Erste Tätigkeitsstätte im Auslands(praxis)semester

  

Können Studierende Unterkunftskosten und Verpflegungsmehraufwendungen eines Auslands(praxis)semesters als vorab entstandene Werbungskosten steuerlich geltend machen?

Studentin S nahm nach einer abgeschlossenen Ausbildung ein Studium an der inländischen Hochschule H auf.

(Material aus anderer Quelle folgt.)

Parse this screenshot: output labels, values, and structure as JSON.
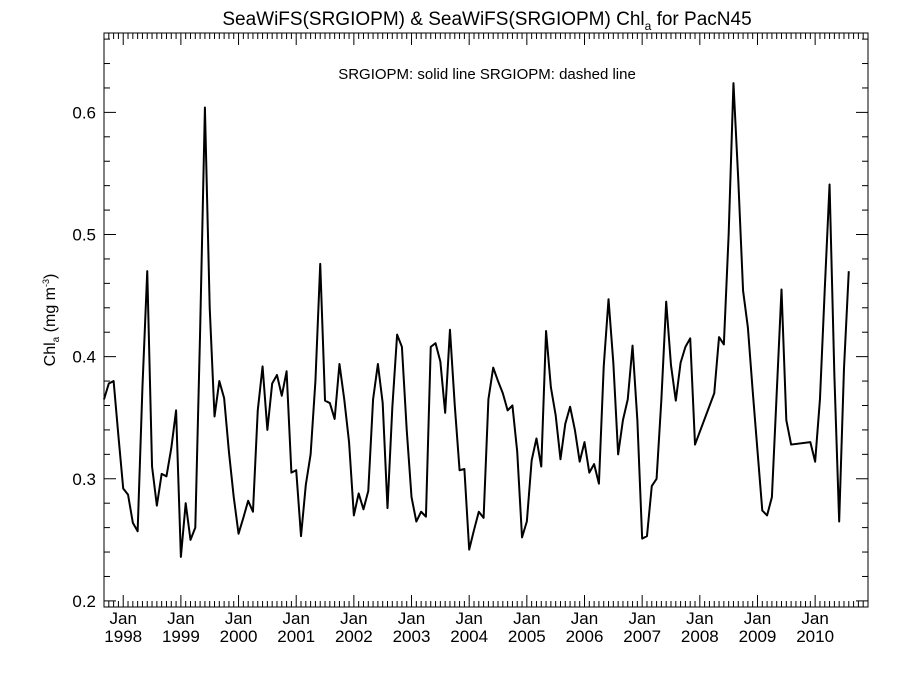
{
  "chart_data": {
    "type": "line",
    "title": "SeaWiFS(SRGIOPM) & SeaWiFS(SRGIOPM)  Chl",
    "title_sub": "a",
    "title_tail": " for PacN45",
    "annotation": "SRGIOPM: solid line   SRGIOPM: dashed line",
    "ylabel": "Chl",
    "ylabel_sub": "a",
    "ylabel_tail": " (mg m",
    "ylabel_sup": "-3",
    "ylabel_end": ")",
    "xlim": [
      "1997-09-01",
      "2010-12-01"
    ],
    "ylim": [
      0.195,
      0.665
    ],
    "y_ticks": [
      0.2,
      0.3,
      0.4,
      0.5,
      0.6
    ],
    "y_tick_labels": [
      "0.2",
      "0.3",
      "0.4",
      "0.5",
      "0.6"
    ],
    "x_ticks": [
      {
        "date": "1998-01-01",
        "month": "Jan",
        "year": "1998"
      },
      {
        "date": "1999-01-01",
        "month": "Jan",
        "year": "1999"
      },
      {
        "date": "2000-01-01",
        "month": "Jan",
        "year": "2000"
      },
      {
        "date": "2001-01-01",
        "month": "Jan",
        "year": "2001"
      },
      {
        "date": "2002-01-01",
        "month": "Jan",
        "year": "2002"
      },
      {
        "date": "2003-01-01",
        "month": "Jan",
        "year": "2003"
      },
      {
        "date": "2004-01-01",
        "month": "Jan",
        "year": "2004"
      },
      {
        "date": "2005-01-01",
        "month": "Jan",
        "year": "2005"
      },
      {
        "date": "2006-01-01",
        "month": "Jan",
        "year": "2006"
      },
      {
        "date": "2007-01-01",
        "month": "Jan",
        "year": "2007"
      },
      {
        "date": "2008-01-01",
        "month": "Jan",
        "year": "2008"
      },
      {
        "date": "2009-01-01",
        "month": "Jan",
        "year": "2009"
      },
      {
        "date": "2010-01-01",
        "month": "Jan",
        "year": "2010"
      }
    ],
    "series": [
      {
        "style": "solid",
        "color": "#000000",
        "points": [
          [
            "1997-09-01",
            0.365
          ],
          [
            "1997-10-01",
            0.378
          ],
          [
            "1997-11-01",
            0.38
          ],
          [
            "1997-12-01",
            0.335
          ],
          [
            "1998-01-01",
            0.292
          ],
          [
            "1998-02-01",
            0.287
          ],
          [
            "1998-03-01",
            0.264
          ],
          [
            "1998-04-01",
            0.257
          ],
          [
            "1998-05-01",
            0.375
          ],
          [
            "1998-06-01",
            0.47
          ],
          [
            "1998-07-01",
            0.31
          ],
          [
            "1998-08-01",
            0.278
          ],
          [
            "1998-09-01",
            0.304
          ],
          [
            "1998-10-01",
            0.302
          ],
          [
            "1998-11-01",
            0.325
          ],
          [
            "1998-12-01",
            0.356
          ],
          [
            "1999-01-01",
            0.236
          ],
          [
            "1999-02-01",
            0.28
          ],
          [
            "1999-03-01",
            0.25
          ],
          [
            "1999-04-01",
            0.26
          ],
          [
            "1999-05-01",
            0.42
          ],
          [
            "1999-06-01",
            0.604
          ],
          [
            "1999-07-01",
            0.44
          ],
          [
            "1999-08-01",
            0.351
          ],
          [
            "1999-09-01",
            0.38
          ],
          [
            "1999-10-01",
            0.366
          ],
          [
            "1999-11-01",
            0.322
          ],
          [
            "1999-12-01",
            0.285
          ],
          [
            "2000-01-01",
            0.255
          ],
          [
            "2000-02-01",
            0.268
          ],
          [
            "2000-03-01",
            0.282
          ],
          [
            "2000-04-01",
            0.273
          ],
          [
            "2000-05-01",
            0.356
          ],
          [
            "2000-06-01",
            0.392
          ],
          [
            "2000-07-01",
            0.34
          ],
          [
            "2000-08-01",
            0.378
          ],
          [
            "2000-09-01",
            0.385
          ],
          [
            "2000-10-01",
            0.368
          ],
          [
            "2000-11-01",
            0.388
          ],
          [
            "2000-12-01",
            0.305
          ],
          [
            "2001-01-01",
            0.307
          ],
          [
            "2001-02-01",
            0.253
          ],
          [
            "2001-03-01",
            0.295
          ],
          [
            "2001-04-01",
            0.32
          ],
          [
            "2001-05-01",
            0.38
          ],
          [
            "2001-06-01",
            0.476
          ],
          [
            "2001-07-01",
            0.364
          ],
          [
            "2001-08-01",
            0.362
          ],
          [
            "2001-09-01",
            0.349
          ],
          [
            "2001-10-01",
            0.394
          ],
          [
            "2001-11-01",
            0.365
          ],
          [
            "2001-12-01",
            0.33
          ],
          [
            "2002-01-01",
            0.27
          ],
          [
            "2002-02-01",
            0.288
          ],
          [
            "2002-03-01",
            0.275
          ],
          [
            "2002-04-01",
            0.29
          ],
          [
            "2002-05-01",
            0.365
          ],
          [
            "2002-06-01",
            0.394
          ],
          [
            "2002-07-01",
            0.362
          ],
          [
            "2002-08-01",
            0.276
          ],
          [
            "2002-09-01",
            0.358
          ],
          [
            "2002-10-01",
            0.418
          ],
          [
            "2002-11-01",
            0.408
          ],
          [
            "2002-12-01",
            0.34
          ],
          [
            "2003-01-01",
            0.285
          ],
          [
            "2003-02-01",
            0.265
          ],
          [
            "2003-03-01",
            0.273
          ],
          [
            "2003-04-01",
            0.269
          ],
          [
            "2003-05-01",
            0.408
          ],
          [
            "2003-06-01",
            0.411
          ],
          [
            "2003-07-01",
            0.396
          ],
          [
            "2003-08-01",
            0.354
          ],
          [
            "2003-09-01",
            0.422
          ],
          [
            "2003-10-01",
            0.36
          ],
          [
            "2003-11-01",
            0.307
          ],
          [
            "2003-12-01",
            0.308
          ],
          [
            "2004-01-01",
            0.242
          ],
          [
            "2004-02-01",
            0.258
          ],
          [
            "2004-03-01",
            0.273
          ],
          [
            "2004-04-01",
            0.268
          ],
          [
            "2004-05-01",
            0.365
          ],
          [
            "2004-06-01",
            0.391
          ],
          [
            "2004-07-01",
            0.38
          ],
          [
            "2004-08-01",
            0.37
          ],
          [
            "2004-09-01",
            0.356
          ],
          [
            "2004-10-01",
            0.36
          ],
          [
            "2004-11-01",
            0.322
          ],
          [
            "2004-12-01",
            0.252
          ],
          [
            "2005-01-01",
            0.265
          ],
          [
            "2005-02-01",
            0.315
          ],
          [
            "2005-03-01",
            0.333
          ],
          [
            "2005-04-01",
            0.31
          ],
          [
            "2005-05-01",
            0.421
          ],
          [
            "2005-06-01",
            0.375
          ],
          [
            "2005-07-01",
            0.352
          ],
          [
            "2005-08-01",
            0.316
          ],
          [
            "2005-09-01",
            0.345
          ],
          [
            "2005-10-01",
            0.359
          ],
          [
            "2005-11-01",
            0.34
          ],
          [
            "2005-12-01",
            0.314
          ],
          [
            "2006-01-01",
            0.33
          ],
          [
            "2006-02-01",
            0.305
          ],
          [
            "2006-03-01",
            0.312
          ],
          [
            "2006-04-01",
            0.296
          ],
          [
            "2006-05-01",
            0.392
          ],
          [
            "2006-06-01",
            0.447
          ],
          [
            "2006-07-01",
            0.395
          ],
          [
            "2006-08-01",
            0.32
          ],
          [
            "2006-09-01",
            0.348
          ],
          [
            "2006-10-01",
            0.365
          ],
          [
            "2006-11-01",
            0.409
          ],
          [
            "2006-12-01",
            0.348
          ],
          [
            "2007-01-01",
            0.251
          ],
          [
            "2007-02-01",
            0.253
          ],
          [
            "2007-03-01",
            0.294
          ],
          [
            "2007-04-01",
            0.3
          ],
          [
            "2007-05-01",
            0.365
          ],
          [
            "2007-06-01",
            0.445
          ],
          [
            "2007-07-01",
            0.393
          ],
          [
            "2007-08-01",
            0.364
          ],
          [
            "2007-09-01",
            0.395
          ],
          [
            "2007-10-01",
            0.408
          ],
          [
            "2007-11-01",
            0.415
          ],
          [
            "2007-12-01",
            0.328
          ],
          [
            "2008-04-01",
            0.37
          ],
          [
            "2008-05-01",
            0.416
          ],
          [
            "2008-06-01",
            0.41
          ],
          [
            "2008-07-01",
            0.5
          ],
          [
            "2008-08-01",
            0.624
          ],
          [
            "2008-09-01",
            0.545
          ],
          [
            "2008-10-01",
            0.454
          ],
          [
            "2008-11-01",
            0.424
          ],
          [
            "2008-12-01",
            0.372
          ],
          [
            "2009-01-01",
            0.323
          ],
          [
            "2009-02-01",
            0.274
          ],
          [
            "2009-03-01",
            0.27
          ],
          [
            "2009-04-01",
            0.285
          ],
          [
            "2009-05-01",
            0.37
          ],
          [
            "2009-06-01",
            0.455
          ],
          [
            "2009-07-01",
            0.348
          ],
          [
            "2009-08-01",
            0.328
          ],
          [
            "2009-12-01",
            0.33
          ],
          [
            "2010-01-01",
            0.314
          ],
          [
            "2010-02-01",
            0.365
          ],
          [
            "2010-03-01",
            0.455
          ],
          [
            "2010-04-01",
            0.541
          ],
          [
            "2010-05-01",
            0.385
          ],
          [
            "2010-06-01",
            0.265
          ],
          [
            "2010-07-01",
            0.39
          ],
          [
            "2010-08-01",
            0.47
          ]
        ]
      }
    ]
  }
}
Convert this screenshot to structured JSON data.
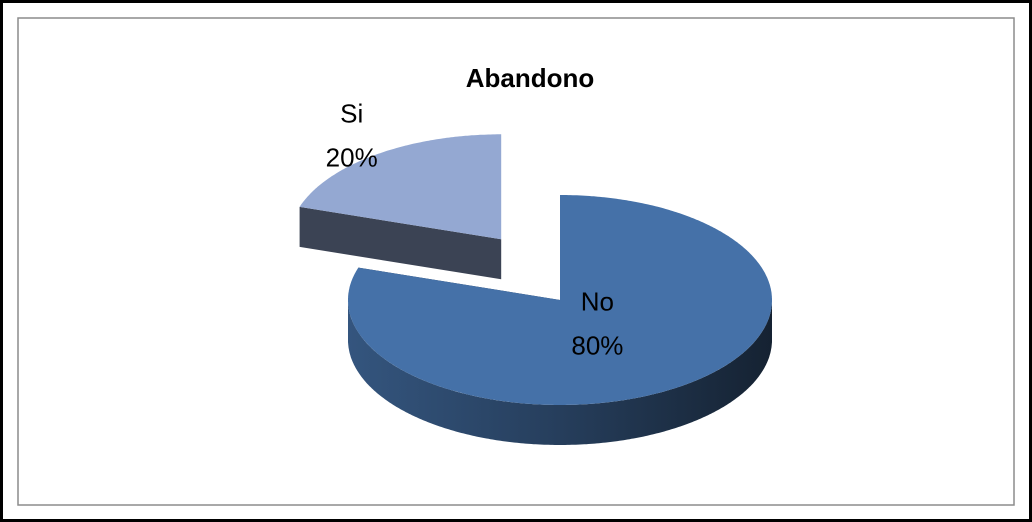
{
  "chart_data": {
    "type": "pie",
    "title": "Abandono",
    "categories": [
      "No",
      "Si"
    ],
    "values": [
      80,
      20
    ],
    "value_labels": [
      "80%",
      "20%"
    ],
    "colors": [
      "#4571a8",
      "#94a8d2"
    ]
  }
}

Die Studienordnung der H schreibt für den Studiengang vor, dass S das Studium für zwei Semester an einer ausländischen Partneruniversität zu absolvieren hat. Während des Auslandsstudiums bleibt S an der inländischen H eingeschrieben. S beantragte für die Zeit ihres Auslandsstudiums die Anerkennung der dadurch bedingten zusätzlichen Unterkunftskosten sowie der angefallenen Verpflegungsmehraufwendungen als Werbungskosten.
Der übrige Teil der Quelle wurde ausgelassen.